The flight was an early sortie in teaching aerobatics at the Sports level. This will have an extensive brief, with the instructor teaching a walk through and planning a sequence in a competition box. At Sports, the floor of the 1 km cube box is 1,000 feet AGL, and spin entry in a sequence is toward the upper limit of the box.

This is exactly as I would have expected, and i am sure there would have been a thorough brief.

Ultimately it maybe as simple as surmised earlier – unfortuantely the instructor had a medical event, the student did not realise, and did not initiate a spin recovery. Unfortunately sometimes it is this simple, and a chance in a million.

The student may simply have not had the experience to realise the spin should have been recovered, or maybe it was his recovery but he was disconcerted by the added pressure on the controls caused by the instructor’s medical event.

Sometimes we can only speculate, and with these incredibly rare events even the ebst brief may not provide the solution.

The floor was 1500ft agl and you do max 1.5 spin from 3000ft which is way more than enough but in congested airspace not ideal for an-initio training or instructor incapacitated, if aircraft is out of balance, the height at which the spin starts may not matter much…

I agree with Rob, the revised W&B is just odd (a bit like saying an aircraft losing a heavy prop will pitch up stall too early and go into unrecoverable spin?)

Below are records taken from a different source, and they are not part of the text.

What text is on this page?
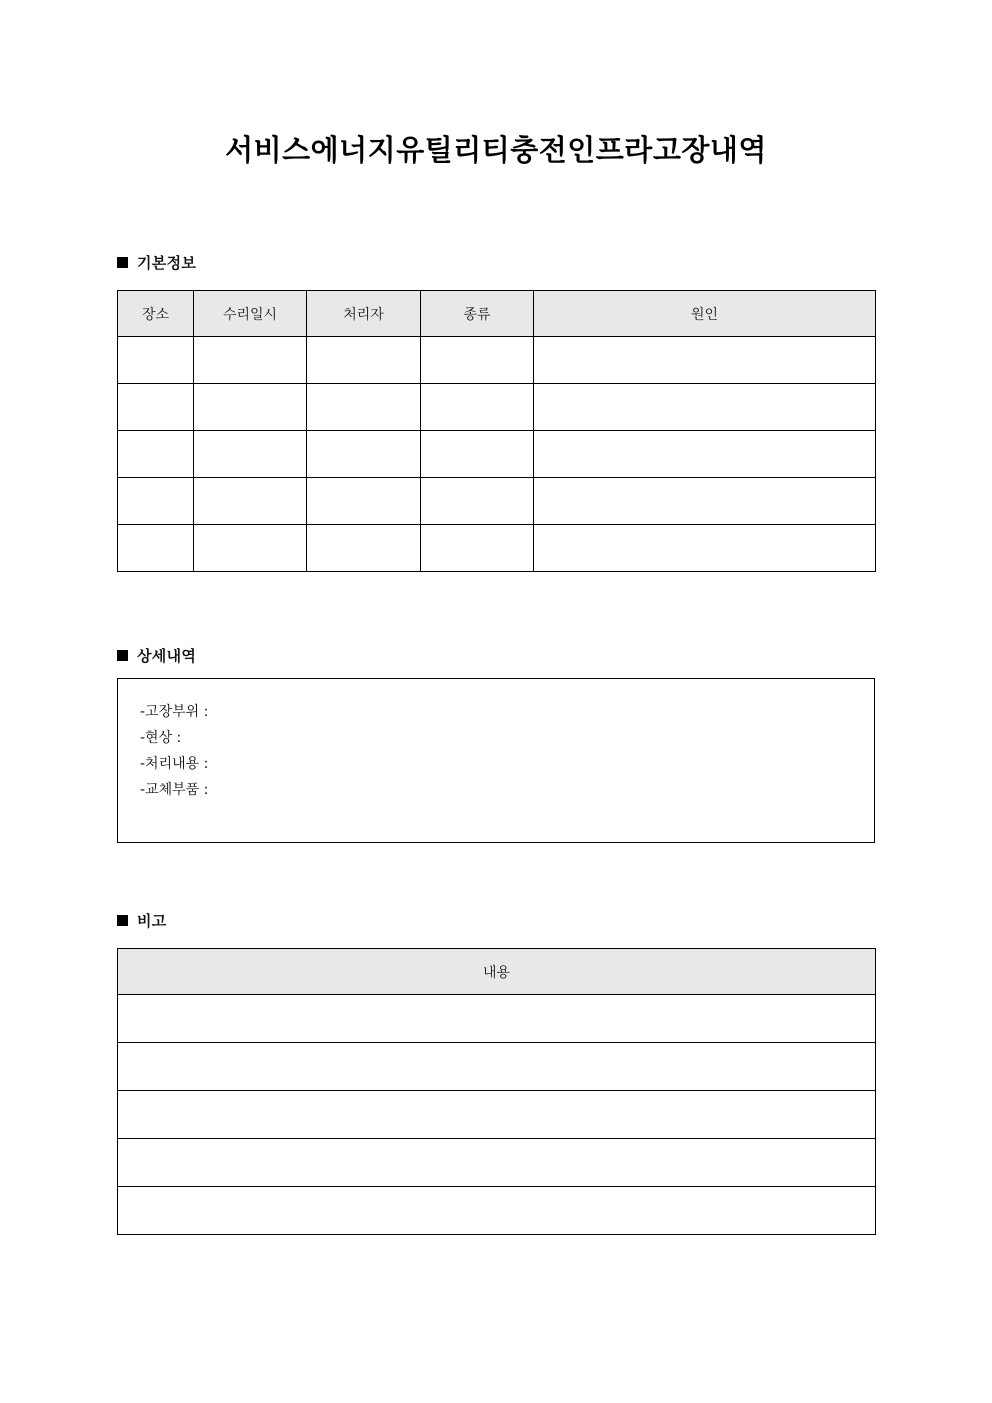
서비스에너지유틸리티충전인프라고장내역
기본정보
장소	수리일시	처리자	종류	원인

상세내역
-고장부위 :
-현상 :
-처리내용 :
-교체부품 :
비고
내용
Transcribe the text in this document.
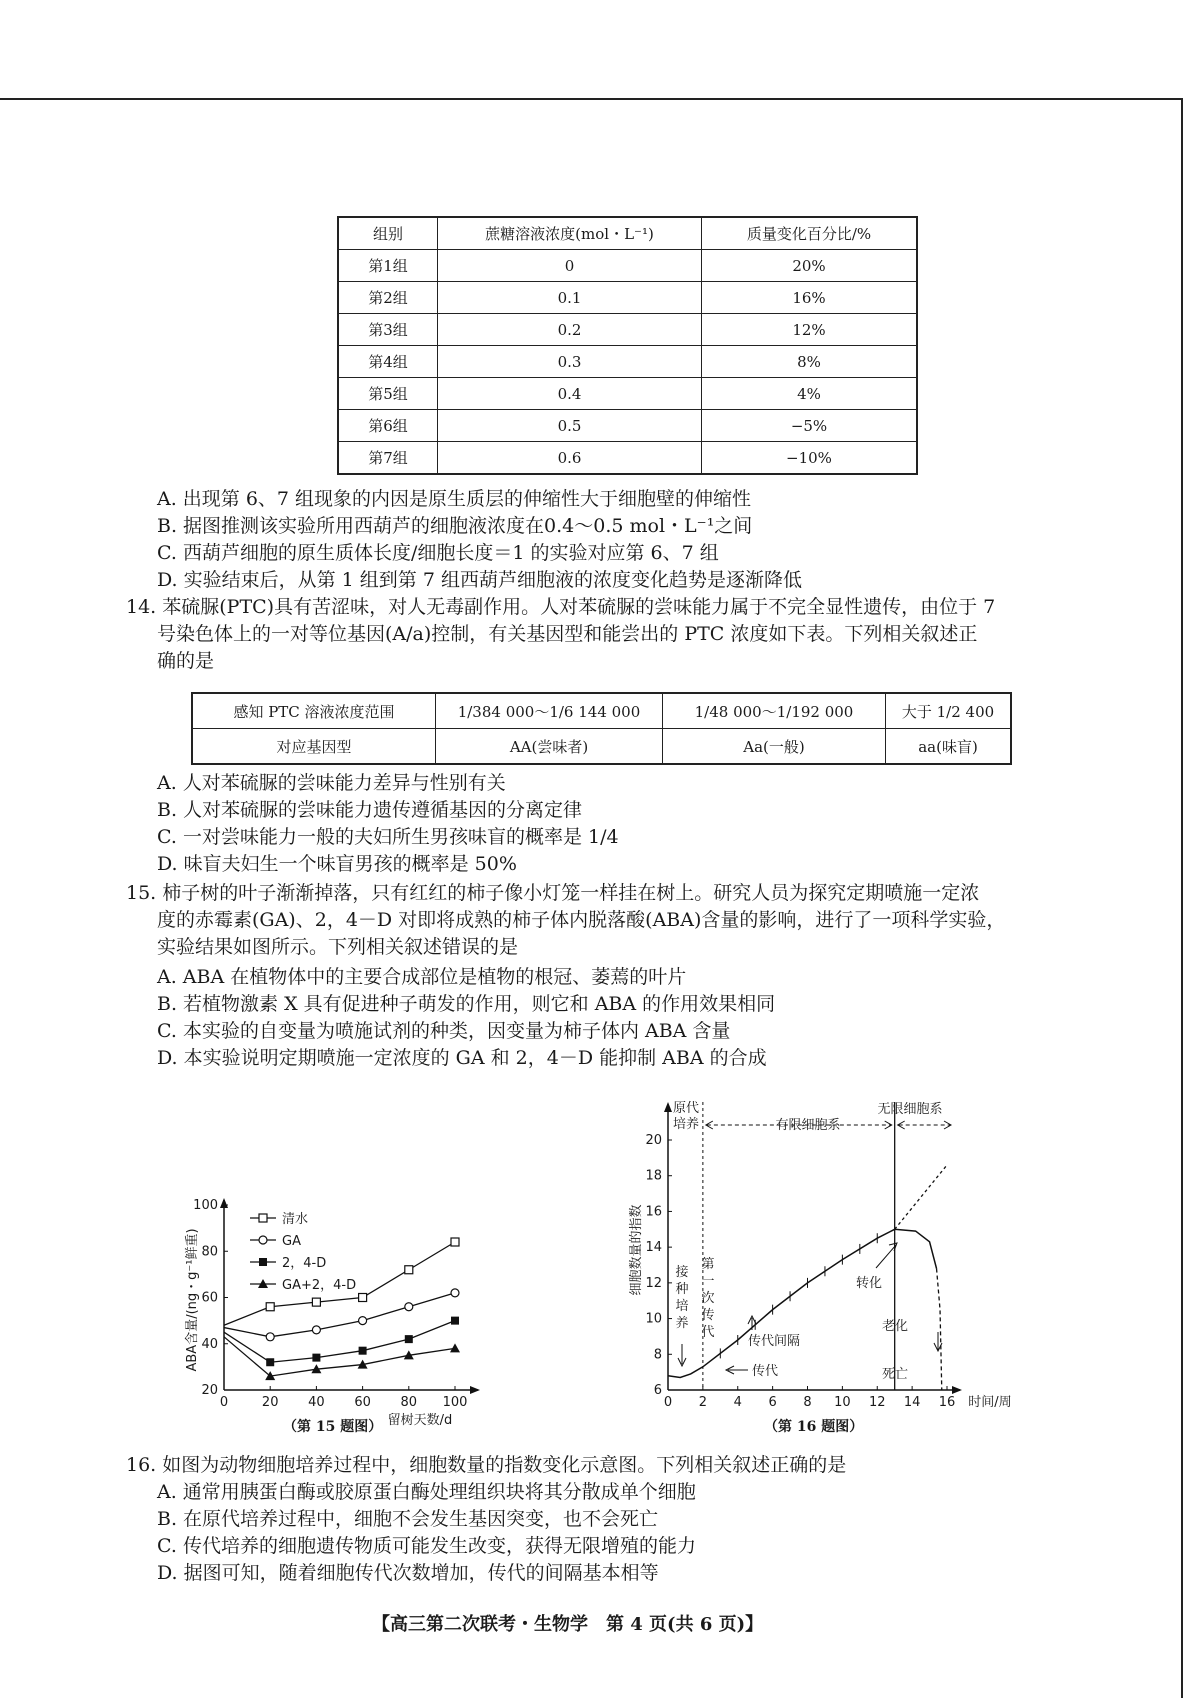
组别	蔗糖溶液浓度(mol・L⁻¹)	质量变化百分比/%
第1组	0	20%
第2组	0.1	16%
第3组	0.2	12%
第4组	0.3	8%
第5组	0.4	4%
第6组	0.5	−5%
第7组	0.6	−10%
A. 出现第 6、7 组现象的内因是原生质层的伸缩性大于细胞壁的伸缩性
B. 据图推测该实验所用西葫芦的细胞液浓度在0.4～0.5 mol・L⁻¹之间
C. 西葫芦细胞的原生质体长度/细胞长度＝1 的实验对应第 6、7 组
D. 实验结束后，从第 1 组到第 7 组西葫芦细胞液的浓度变化趋势是逐渐降低
14. 苯硫脲(PTC)具有苦涩味，对人无毒副作用。人对苯硫脲的尝味能力属于不完全显性遗传，由位于 7
号染色体上的一对等位基因(A/a)控制，有关基因型和能尝出的 PTC 浓度如下表。下列相关叙述正
确的是
感知 PTC 溶液浓度范围	1/384 000～1/6 144 000	1/48 000～1/192 000	大于 1/2 400
对应基因型	AA(尝味者)	Aa(一般)	aa(味盲)
A. 人对苯硫脲的尝味能力差异与性别有关
B. 人对苯硫脲的尝味能力遗传遵循基因的分离定律
C. 一对尝味能力一般的夫妇所生男孩味盲的概率是 1/4
D. 味盲夫妇生一个味盲男孩的概率是 50%
15. 柿子树的叶子渐渐掉落，只有红红的柿子像小灯笼一样挂在树上。研究人员为探究定期喷施一定浓
度的赤霉素(GA)、2，4－D 对即将成熟的柿子体内脱落酸(ABA)含量的影响，进行了一项科学实验，
实验结果如图所示。下列相关叙述错误的是
A. ABA 在植物体中的主要合成部位是植物的根冠、萎蔫的叶片
B. 若植物激素 X 具有促进种子萌发的作用，则它和 ABA 的作用效果相同
C. 本实验的自变量为喷施试剂的种类，因变量为柿子体内 ABA 含量
D. 本实验说明定期喷施一定浓度的 GA 和 2，4－D 能抑制 ABA 的合成
0	20 40 60 80 100
20
40
60
80
100
留树天数/d
ABA含量/(ng・g⁻¹鲜重)
清水
GA
2，4-D
GA+2，4-D
0 2 4 6 8 10 12 14 16
6
8
10
12
14
16
18
20
时间/周
细胞数量的指数
原代
培养	有限细胞系
无限细胞系
接
种
培
养
第
一
次
传
代
转化
老化
死亡
传代间隔
传代
（第 15 题图）	（第 16 题图）
16. 如图为动物细胞培养过程中，细胞数量的指数变化示意图。下列相关叙述正确的是
A. 通常用胰蛋白酶或胶原蛋白酶处理组织块将其分散成单个细胞
B. 在原代培养过程中，细胞不会发生基因突变，也不会死亡
C. 传代培养的细胞遗传物质可能发生改变，获得无限增殖的能力
D. 据图可知，随着细胞传代次数增加，传代的间隔基本相等
【高三第二次联考・生物学　第 4 页(共 6 页)】
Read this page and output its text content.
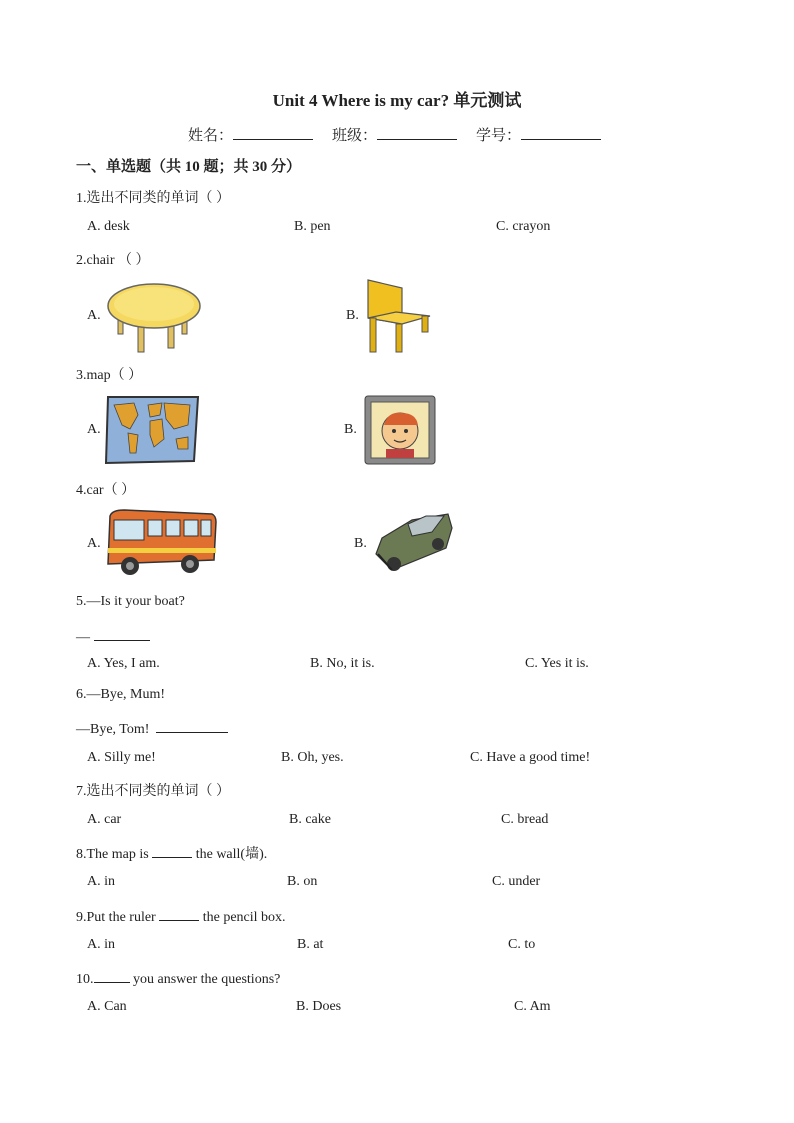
Unit 4 Where is my car? 单元测试
姓名：	班级：	学号：
一、单选题（共 10 题；共 30 分）
1.选出不同类的单词（ ）
A. desk	B. pen	C. crayon
2.chair （ ）
A.	B.
3.map（ ）
A.	B.
4.car（ ）
A.	B.
5.—Is it your boat?
—
A. Yes, I am.	B. No, it is.	C. Yes it is.
6.—Bye, Mum!
—Bye, Tom!
A. Silly me!	B. Oh, yes.	C. Have a good time!
7.选出不同类的单词（ ）
A. car	B. cake	C. bread
8.The map is	the wall(墙).
A. in	B. on	C. under
9.Put the ruler	the pencil box.
A. in	B. at	C. to
10.	you answer the questions?
A. Can	B. Does	C. Am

Last Edited by Ibra at 24 Jan 09:54
Paris/Essex, France/UK, United Kingdom

If an MT three blade replaced a metal two blade (I don’t know, just speculating), there will be a W&B change, and possible effect on the power off glide characteristics. we often choose an MT prop to reduce a nose heavy effect (particularly Cessna floatplanes). A tail heavy airplane will usually seem nicer to fly and be a little faster, because less tailplane downforce is required. However, a C of G behind the aft limit might make a spin much more difficult to recover, and startlingly so. When you push the stick full forward, and the nose does not come down as expected, and perhaps increased drag from an idling prop changed the airflow over the tail. This was certainly a factor in one of my planes, when I changed from a Hartzell two blade to an MT three blade, the airplane have much less favourable glide characteristics.

I trust that the AAIB considered this in their report, and their remarks about behind the aft limit seem clear to me. Pilots need to consider aft C of G errors with great seriousness, particularly for spin recovery.